Sets the name of the most recently created rule to be new_name. Useful when creating rules dynamically (i.e. unnamed).

Warning

This could mess up the workflow. Use at your own risk.

legenddataflowscripts.workflow.utils.subst_vars(props, var_values=None, use_env=False, ignore_missing=False)

Substitute $VAR placeholders in a configuration object.

Thin wrapper around subst_vars_impl() that optionally merges the current process environment into the substitution table before expansion. Environment variables take lower priority than explicit entries in var_values.

Parameters:
  • props (str, dict, list, or other) – Configuration object to expand in-place.

  • var_values (dict, optional) – Explicit variable-name → value mapping. Takes precedence over environment variables.

  • use_env (bool) – When True the current environment (os.environ) is merged into the substitution table. Defaults to False.

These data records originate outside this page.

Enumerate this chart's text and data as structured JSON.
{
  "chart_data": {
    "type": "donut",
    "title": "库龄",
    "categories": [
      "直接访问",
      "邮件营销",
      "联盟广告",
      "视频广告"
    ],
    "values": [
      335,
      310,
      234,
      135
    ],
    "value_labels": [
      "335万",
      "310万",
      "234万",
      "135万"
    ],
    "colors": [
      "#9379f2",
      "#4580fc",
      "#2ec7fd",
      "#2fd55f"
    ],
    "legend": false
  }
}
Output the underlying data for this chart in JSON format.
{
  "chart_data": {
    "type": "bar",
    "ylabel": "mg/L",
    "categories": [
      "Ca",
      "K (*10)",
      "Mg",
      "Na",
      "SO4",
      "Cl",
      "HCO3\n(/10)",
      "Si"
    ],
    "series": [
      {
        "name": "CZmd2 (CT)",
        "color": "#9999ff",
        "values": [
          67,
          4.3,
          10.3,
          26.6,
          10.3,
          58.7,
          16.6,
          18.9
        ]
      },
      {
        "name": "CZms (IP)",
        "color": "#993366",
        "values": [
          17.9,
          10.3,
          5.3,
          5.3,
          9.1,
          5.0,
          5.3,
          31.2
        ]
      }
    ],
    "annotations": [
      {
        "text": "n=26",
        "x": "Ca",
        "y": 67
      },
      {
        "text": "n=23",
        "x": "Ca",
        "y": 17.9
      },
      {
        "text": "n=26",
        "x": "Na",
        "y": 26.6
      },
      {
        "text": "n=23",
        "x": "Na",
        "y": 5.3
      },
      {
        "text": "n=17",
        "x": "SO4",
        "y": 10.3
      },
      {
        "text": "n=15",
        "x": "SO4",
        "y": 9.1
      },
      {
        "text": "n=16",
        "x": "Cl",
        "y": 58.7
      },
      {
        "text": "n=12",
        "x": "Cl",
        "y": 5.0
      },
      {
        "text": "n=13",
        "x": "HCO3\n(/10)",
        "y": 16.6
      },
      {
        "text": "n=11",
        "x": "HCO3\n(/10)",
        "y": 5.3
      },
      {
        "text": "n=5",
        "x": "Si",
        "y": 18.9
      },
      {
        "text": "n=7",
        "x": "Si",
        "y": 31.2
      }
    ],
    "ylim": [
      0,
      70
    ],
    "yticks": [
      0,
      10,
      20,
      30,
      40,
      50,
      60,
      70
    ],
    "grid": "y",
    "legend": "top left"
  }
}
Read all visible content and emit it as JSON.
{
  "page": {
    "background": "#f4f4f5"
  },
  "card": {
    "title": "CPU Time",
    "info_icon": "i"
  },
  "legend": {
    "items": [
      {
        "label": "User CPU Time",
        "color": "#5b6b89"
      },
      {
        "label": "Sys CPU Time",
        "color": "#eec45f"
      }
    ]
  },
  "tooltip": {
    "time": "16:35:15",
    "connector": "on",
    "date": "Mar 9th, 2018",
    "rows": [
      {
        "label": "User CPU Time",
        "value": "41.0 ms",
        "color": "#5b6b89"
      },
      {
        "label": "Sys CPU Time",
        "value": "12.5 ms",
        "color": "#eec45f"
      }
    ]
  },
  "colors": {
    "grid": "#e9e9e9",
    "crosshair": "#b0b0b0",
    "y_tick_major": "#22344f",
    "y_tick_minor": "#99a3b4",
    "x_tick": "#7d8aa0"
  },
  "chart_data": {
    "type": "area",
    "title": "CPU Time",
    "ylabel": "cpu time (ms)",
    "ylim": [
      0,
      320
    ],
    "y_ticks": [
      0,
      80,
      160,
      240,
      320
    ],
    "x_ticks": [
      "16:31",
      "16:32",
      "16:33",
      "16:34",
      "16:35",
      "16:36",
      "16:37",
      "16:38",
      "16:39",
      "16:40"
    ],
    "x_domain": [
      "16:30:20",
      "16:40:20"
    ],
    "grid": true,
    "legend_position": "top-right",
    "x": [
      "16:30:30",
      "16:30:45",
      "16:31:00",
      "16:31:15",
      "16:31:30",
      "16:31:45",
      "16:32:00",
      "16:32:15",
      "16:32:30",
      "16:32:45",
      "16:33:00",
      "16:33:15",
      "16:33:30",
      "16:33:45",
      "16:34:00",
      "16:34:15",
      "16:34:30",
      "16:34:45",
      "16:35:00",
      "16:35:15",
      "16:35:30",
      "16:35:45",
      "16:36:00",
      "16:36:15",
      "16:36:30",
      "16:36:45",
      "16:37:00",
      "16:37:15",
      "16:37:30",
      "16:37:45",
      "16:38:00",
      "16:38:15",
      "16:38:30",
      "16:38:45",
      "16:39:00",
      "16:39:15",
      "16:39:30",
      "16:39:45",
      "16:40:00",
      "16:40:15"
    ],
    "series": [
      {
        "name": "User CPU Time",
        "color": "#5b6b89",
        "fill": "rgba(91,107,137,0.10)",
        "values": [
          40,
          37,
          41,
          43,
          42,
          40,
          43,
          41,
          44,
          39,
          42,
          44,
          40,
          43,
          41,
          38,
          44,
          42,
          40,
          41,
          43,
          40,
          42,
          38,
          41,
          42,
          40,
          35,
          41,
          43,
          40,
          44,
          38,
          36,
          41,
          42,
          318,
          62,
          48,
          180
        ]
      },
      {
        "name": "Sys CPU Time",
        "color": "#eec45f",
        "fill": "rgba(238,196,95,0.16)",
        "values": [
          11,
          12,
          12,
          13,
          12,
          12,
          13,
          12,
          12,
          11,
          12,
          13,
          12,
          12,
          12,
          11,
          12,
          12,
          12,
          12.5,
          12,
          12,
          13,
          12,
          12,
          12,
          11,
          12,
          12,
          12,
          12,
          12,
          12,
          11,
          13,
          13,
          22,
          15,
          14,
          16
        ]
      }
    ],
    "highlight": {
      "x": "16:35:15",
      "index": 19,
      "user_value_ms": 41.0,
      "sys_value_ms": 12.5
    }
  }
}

  • ignore_missing (bool) – Passed through to subst_vars_impl(). Defaults to False.

Returns:

str, dict, list, or otherprops with all recognisable $VAR placeholders expanded.

legenddataflowscripts.workflow.utils.subst_vars_impl(x, var_values, ignore_missing=False)

Recursively substitute $VAR placeholders in a nested structure.

Traverses x depth-first. Any string value containing $ is treated as a string.Template and expanded using var_values.

Parameters:
  • x (str, dict, list, or other) – The value to process. Strings are returned with substitutions applied; dicts and lists are traversed and modified in place. All other types are returned unchanged.

  • var_values (dict) – Mapping of variable names to substitution values.

  • ignore_missing (bool) – When True unknown placeholders are left as-is (uses string.Template.safe_substitute()). When False (default) an unknown placeholder raises KeyError.

Returns:

str, dict, list, or otherx with all $VAR placeholders replaced.

legenddataflowscripts.workflow.utils.subst_vars_in_snakemake_config(workflow, config)

Expand $VAR placeholders in a Snakemake workflow configuration dict.

Reads the path of the first Snakemake config file, sets $_ to its parent directory, and calls subst_vars() on config with environment variable expansion enabled. Afterwards the execenv key is resolved to the entry matching config["system"] (falling back to "bare").

This function is typically called at the top of a Snakefile:

from legenddataflowscripts.workflow import subst_vars_in_snakemake_config

subst_vars_in_snakemake_config(workflow, config)
Parameters:
  • workflow (snakemake.workflow.Workflow) – Active Snakemake workflow object (provides access to config file paths).

  • config (dict) – Snakemake configuration dictionary to expand in-place.

Raises:

RuntimeError – If no config file has been passed to Snakemake (workflow.overwrite_configfiles is empty).